CODEVI en grève : entre pouvoir d’achat et compétitivité
La paralysie du parc industriel CODEVI à Ouanaminthe dépasse le cadre d’un simple conflit social. Elle met en lumière une tension devenue centrale dans l’économie haïtienne : comment préserver des emplois formels et rester compétitif à l’exportation, alors que l’inflation reste élevée, que l’économie se contracte depuis des années et que la hausse récente des prix du carburant alourdit encore le coût de la vie.
À l’origine de la grève, les revendications portent d’abord sur le salaire minimum, fixé à 600 gourdes par jour depuis plus de cinq ans, sans ajustement périodique au coût de la vie. Les ouvriers contestent aussi les prélèvements effectués au profit de l’OFATMA, alors que les services attendus ne seraient pas réellement disponibles à Ouanaminthe. Le problème ne se limite donc pas au salaire nominal : il touche aussi à l’érosion du pouvoir d’achat et à la faiblesse de la protection sociale.

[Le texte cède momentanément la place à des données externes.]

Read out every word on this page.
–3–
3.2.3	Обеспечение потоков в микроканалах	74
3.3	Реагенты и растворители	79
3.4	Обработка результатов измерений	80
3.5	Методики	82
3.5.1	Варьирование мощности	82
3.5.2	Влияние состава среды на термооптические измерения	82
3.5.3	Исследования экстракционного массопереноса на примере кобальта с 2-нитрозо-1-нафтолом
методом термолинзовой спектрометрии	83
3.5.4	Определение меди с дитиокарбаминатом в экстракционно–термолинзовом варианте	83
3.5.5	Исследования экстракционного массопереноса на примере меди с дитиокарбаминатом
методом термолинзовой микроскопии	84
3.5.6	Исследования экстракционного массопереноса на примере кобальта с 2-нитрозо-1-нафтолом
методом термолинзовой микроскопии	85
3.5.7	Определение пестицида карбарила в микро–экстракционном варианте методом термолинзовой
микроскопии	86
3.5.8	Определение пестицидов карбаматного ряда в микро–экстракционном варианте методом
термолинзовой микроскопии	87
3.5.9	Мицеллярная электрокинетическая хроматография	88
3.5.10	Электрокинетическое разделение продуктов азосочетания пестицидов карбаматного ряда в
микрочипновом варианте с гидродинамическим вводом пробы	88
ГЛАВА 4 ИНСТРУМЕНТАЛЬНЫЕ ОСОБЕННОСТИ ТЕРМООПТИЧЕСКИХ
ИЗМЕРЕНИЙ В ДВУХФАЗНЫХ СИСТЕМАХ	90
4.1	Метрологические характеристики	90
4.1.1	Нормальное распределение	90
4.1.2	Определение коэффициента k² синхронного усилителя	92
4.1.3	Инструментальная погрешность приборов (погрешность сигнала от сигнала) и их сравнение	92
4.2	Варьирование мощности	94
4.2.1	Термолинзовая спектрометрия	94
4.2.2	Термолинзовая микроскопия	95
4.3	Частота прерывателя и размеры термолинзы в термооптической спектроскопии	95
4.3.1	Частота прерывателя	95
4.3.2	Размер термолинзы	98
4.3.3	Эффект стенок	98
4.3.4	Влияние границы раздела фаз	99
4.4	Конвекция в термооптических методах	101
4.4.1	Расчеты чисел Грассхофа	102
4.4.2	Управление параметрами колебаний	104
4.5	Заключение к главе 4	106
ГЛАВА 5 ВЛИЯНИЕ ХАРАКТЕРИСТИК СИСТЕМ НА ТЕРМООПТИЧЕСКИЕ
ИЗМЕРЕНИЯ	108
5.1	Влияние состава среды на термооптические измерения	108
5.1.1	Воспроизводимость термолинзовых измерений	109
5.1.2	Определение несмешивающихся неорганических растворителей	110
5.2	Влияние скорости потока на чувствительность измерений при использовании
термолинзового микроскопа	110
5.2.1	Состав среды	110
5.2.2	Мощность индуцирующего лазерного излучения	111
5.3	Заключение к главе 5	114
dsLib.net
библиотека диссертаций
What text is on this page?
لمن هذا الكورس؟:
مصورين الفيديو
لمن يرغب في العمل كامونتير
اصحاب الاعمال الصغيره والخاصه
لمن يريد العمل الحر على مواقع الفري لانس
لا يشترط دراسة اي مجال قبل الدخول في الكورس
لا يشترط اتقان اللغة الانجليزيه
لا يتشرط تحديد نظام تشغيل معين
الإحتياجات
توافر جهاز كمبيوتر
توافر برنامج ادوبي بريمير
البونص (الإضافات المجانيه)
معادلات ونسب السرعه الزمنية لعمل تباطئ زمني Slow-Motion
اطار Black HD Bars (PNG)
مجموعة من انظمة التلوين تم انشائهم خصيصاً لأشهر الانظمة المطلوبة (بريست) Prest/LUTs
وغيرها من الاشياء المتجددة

Cette tension intervient dans un contexte particulièrement lourd. Haïti sort d’années de contraction économique, avec une inflation encore élevée et un environnement marqué par l’insécurité, la fragilité institutionnelle et le ralentissement de l’activité. À cela s’ajoute la hausse récente des prix du diesel et de l’essence, qui renchérit immédiatement le transport, l’acheminement des marchandises et les dépenses quotidiennes des travailleurs. Dans ces conditions, la question salariale devient inséparable du coût de la vie.
Mais l’autre versant du problème est la compétitivité. CODEVI est l’un des rares pôles industriels formels encore insérés dans les marchés extérieurs. Sa place dans des chaînes d’approvisionnement tournées vers le marché américain fait de sa stabilité un enjeu bien plus large que celui d’une seule entreprise. Un arrêt prolongé ne menace pas seulement la production du parc ; il affecte aussi les petits commerces, les prestataires de services et l’économie locale de Ouanaminthe et du Grand Nord.

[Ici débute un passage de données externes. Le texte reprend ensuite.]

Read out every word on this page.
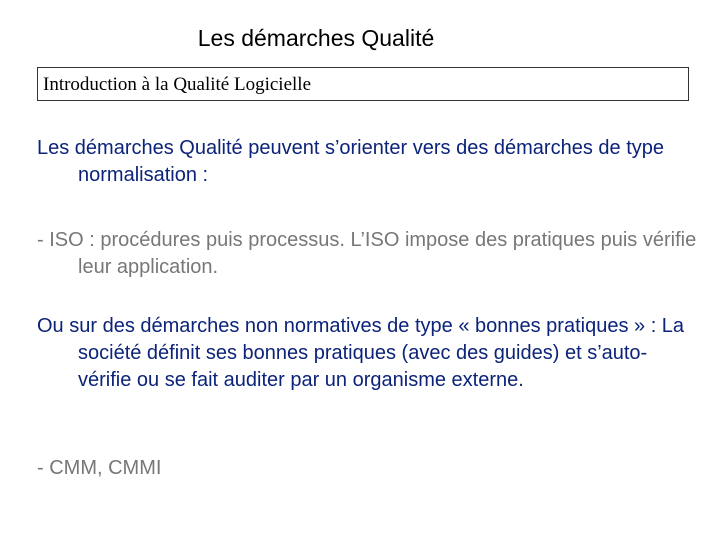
Les démarches Qualité
Introduction à la Qualité Logicielle

Les démarches Qualité peuvent s’orienter vers des démarches de type normalisation :

- ISO : procédures puis processus. L’ISO impose des pratiques puis vérifie leur application.

Ou sur des démarches non normatives de type « bonnes pratiques » : La société définit ses bonnes pratiques (avec des guides) et s’auto-vérifie ou se fait auditer par un organisme externe.

- CMM, CMMI
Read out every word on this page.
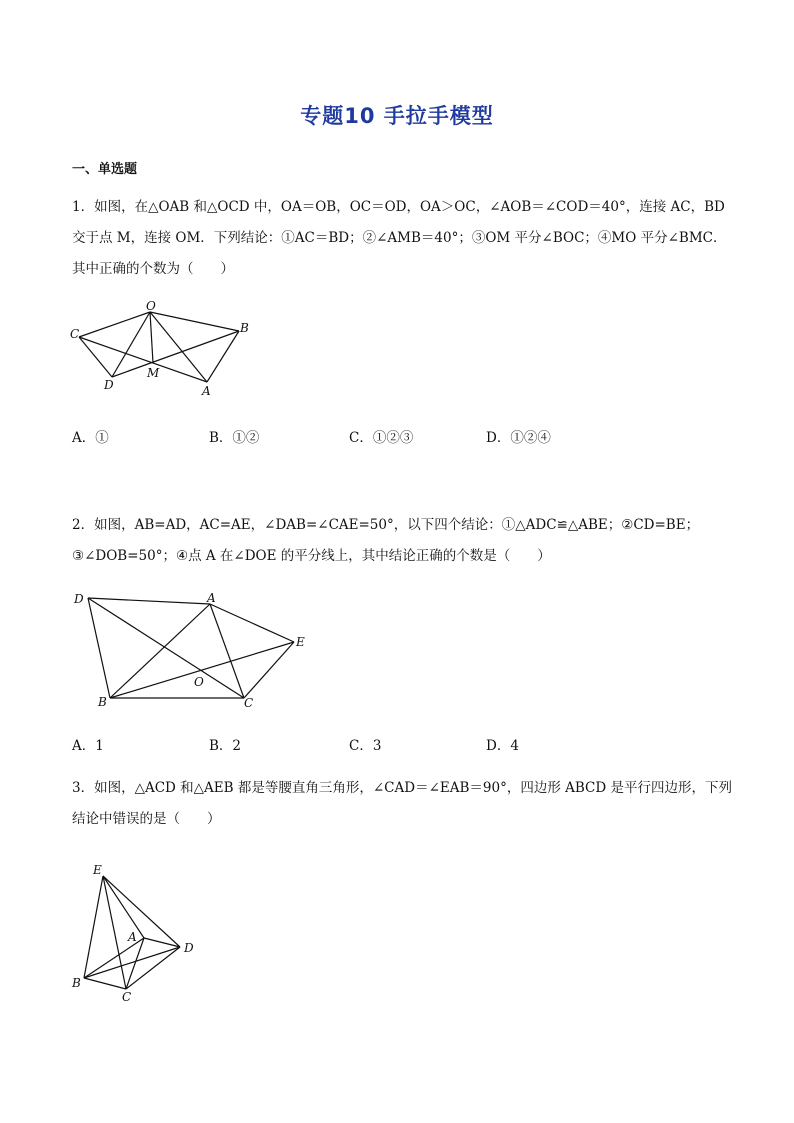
专题10 手拉手模型
一、单选题
1．如图，在△OAB 和△OCD 中，OA＝OB，OC＝OD，OA＞OC，∠AOB＝∠COD＝40°，连接 AC，BD 交于点 M，连接 OM．下列结论：①AC＝BD；②∠AMB＝40°；③OM 平分∠BOC；④MO 平分∠BMC．其中正确的个数为（　　）
O
C	B
D
M
A
A．①	B．①②	C．①②③	D．①②④
2．如图，AB=AD，AC=AE，∠DAB=∠CAE=50°，以下四个结论：①△ADC≌△ABE；②CD=BE；③∠DOB=50°；④点 A 在∠DOE 的平分线上，其中结论正确的个数是（　　）
D	A
E
O
B	C
A．1	B．2	C．3	D．4
3．如图，△ACD 和△AEB 都是等腰直角三角形，∠CAD＝∠EAB＝90°，四边形 ABCD 是平行四边形，下列结论中错误的是（　　）
E
A
D
B
C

En fin de compte, la grève de la CODEVI rappelle que la compétitivité en Haïti ne se détermine pas uniquement par le coût horaire de la main-d’œuvre. Elle dépend aussi du transport, de l’énergie, de la sécurité, du cadre réglementaire et de la capacité des travailleurs à vivre de leur revenu. Une compétitivité fondée sur des salaires comprimés dans une économie inflationniste devient socialement fragile. Mais un environnement trop instable fragilise tout autant l’attractivité du pays. Entre les deux, le défi reste entier : préserver l’emploi formel sans faire porter aux ouvriers l’essentiel du coût de la crise.